ReJot is the middle ground solution that re-uses a database system's write-ahead log as an asynchronous communication channel. The WAL is well-suited to double as an outbox, this has been proven by CDC systems like Debezium. ReJot is a lightweight addition to existing infrastructure, and even re-uses existing (relational) database systems to store messages (temporarily) before sending them to the destination/sink databases.

We're developer focused, as opposed to being infrastructure focused. Much like how developers define the database table schemas they use, we enable developers to say how their data should be published to others in the distributed system. This is done through something we call "Public Schemas", they consist of a schema and a (SQL) query. When an item in the underlying table changes, the query is executed to produce an object conforming to the schema. This data is then forwarded through ReJot, ready to be consumed by a different service using a "Consumer Schema". This is again a simple (SQL) query that contains an INSERT statement. All of this is defined from within the codebase of the application, much like how ORMs or query builders work.

In short, ReJot re-uses your database in two ways: by consuming the WAL, and also by using queries to encapsulate and integrate data. This makes ReJot a good middle-ground between the brittleness of synchronous communication and the complexity of event streaming.

Excited to hear what you think!

Comments

raoulritter•1y ago
I'm thinking that now with all these agent to agent frameworks this could potentially work for that. If you send off one agent you want them to keep up to date and sync / talk to each-other. Could your solution work for something like A2A by google or similar to enhance the synchronization across the different agents doing their tasks and prevent them from landing in a loop or similar.
WilcoKruijer•1y ago
I'm not too familiar with how people store the state of AI agents, but I do think there's some opportunity to use ReJot for this use case. Hooking up an agent to ReJot and giving them access to all available Public Schemas could be an interesting way of letting an agent explore and use the data in a distributed system.
jasonthorsness•1y ago
If the consumers stall, doesn't the WAL have to grow in unbounded fashion? Does it place any backpressure on the writers?
WilcoKruijer•1y ago
You're right. Since we don't want to put too much pressure on the source database, we do save the (transformed) WAL items in an intermediary database (we call this the event store), so the source can clear its WAL.
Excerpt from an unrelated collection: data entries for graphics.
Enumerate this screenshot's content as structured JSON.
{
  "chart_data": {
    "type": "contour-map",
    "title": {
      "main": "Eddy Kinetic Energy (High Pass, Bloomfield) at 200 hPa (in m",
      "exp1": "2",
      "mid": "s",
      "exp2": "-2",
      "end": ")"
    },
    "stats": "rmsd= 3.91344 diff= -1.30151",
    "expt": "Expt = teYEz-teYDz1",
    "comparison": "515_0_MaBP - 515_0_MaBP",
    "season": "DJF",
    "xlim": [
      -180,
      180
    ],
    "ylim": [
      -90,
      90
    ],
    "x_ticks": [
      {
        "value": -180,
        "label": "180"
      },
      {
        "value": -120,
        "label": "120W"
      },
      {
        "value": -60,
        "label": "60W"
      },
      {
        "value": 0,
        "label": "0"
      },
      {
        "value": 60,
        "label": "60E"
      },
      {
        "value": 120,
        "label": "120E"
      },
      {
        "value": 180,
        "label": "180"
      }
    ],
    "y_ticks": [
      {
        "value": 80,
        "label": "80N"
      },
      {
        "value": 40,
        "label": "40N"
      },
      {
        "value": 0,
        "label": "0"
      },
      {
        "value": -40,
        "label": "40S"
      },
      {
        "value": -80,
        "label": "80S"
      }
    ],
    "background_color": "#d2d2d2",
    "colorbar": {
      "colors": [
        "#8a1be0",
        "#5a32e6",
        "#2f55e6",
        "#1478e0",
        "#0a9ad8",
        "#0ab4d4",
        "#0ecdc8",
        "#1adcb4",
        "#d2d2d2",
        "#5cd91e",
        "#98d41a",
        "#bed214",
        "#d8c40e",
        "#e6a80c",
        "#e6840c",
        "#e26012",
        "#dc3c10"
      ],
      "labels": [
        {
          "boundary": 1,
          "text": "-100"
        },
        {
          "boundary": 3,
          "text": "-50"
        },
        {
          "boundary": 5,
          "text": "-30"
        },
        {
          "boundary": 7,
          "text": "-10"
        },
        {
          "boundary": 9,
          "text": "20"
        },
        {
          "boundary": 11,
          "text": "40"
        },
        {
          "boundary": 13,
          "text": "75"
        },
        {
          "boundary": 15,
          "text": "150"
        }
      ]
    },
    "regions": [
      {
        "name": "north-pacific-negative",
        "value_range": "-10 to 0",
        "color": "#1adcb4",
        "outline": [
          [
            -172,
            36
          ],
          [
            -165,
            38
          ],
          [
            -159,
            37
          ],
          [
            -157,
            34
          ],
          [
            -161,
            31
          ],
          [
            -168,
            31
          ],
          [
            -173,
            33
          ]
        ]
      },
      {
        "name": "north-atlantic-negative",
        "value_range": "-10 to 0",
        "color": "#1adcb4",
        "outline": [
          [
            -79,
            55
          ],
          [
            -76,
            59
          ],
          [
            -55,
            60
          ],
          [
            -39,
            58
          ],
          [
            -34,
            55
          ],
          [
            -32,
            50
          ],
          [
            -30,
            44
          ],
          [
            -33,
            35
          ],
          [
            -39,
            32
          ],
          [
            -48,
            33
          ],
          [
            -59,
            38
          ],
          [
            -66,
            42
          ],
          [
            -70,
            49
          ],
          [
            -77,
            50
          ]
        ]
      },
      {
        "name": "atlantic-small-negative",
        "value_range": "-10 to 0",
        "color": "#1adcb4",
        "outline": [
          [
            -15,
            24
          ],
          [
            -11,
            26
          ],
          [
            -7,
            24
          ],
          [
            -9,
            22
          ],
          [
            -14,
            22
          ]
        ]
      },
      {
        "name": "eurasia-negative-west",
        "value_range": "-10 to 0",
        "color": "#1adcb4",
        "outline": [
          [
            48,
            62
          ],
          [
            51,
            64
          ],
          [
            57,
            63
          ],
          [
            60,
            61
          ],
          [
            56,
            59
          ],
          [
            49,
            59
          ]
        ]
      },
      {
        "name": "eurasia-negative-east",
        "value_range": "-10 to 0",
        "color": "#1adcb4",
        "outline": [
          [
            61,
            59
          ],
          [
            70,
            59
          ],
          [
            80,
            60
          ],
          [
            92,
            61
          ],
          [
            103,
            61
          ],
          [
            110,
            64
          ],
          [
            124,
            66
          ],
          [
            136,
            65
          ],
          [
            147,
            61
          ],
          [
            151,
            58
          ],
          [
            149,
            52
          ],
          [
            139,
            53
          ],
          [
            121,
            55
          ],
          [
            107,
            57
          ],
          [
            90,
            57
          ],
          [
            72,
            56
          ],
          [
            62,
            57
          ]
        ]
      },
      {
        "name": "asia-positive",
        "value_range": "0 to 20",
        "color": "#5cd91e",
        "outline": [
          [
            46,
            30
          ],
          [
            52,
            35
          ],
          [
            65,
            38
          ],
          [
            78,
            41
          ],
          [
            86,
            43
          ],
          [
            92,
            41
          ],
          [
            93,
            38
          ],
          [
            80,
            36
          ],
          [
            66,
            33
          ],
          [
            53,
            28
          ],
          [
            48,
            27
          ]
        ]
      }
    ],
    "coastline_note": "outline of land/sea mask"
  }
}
This does mean the intermediary database can grow in an unbounded fashion. The use case really determines if this is fine or not. Since our focus right now is on (micro)service communication, we think this is fine in most cases, as the throughput usually is not gigantic.

Since the event store is just a Postgres database, it's easy to set up partitions to only retain data for a certain amount of time. On the near-term roadmap we also have back-fill support which will make it easier to work with shorter retention windows.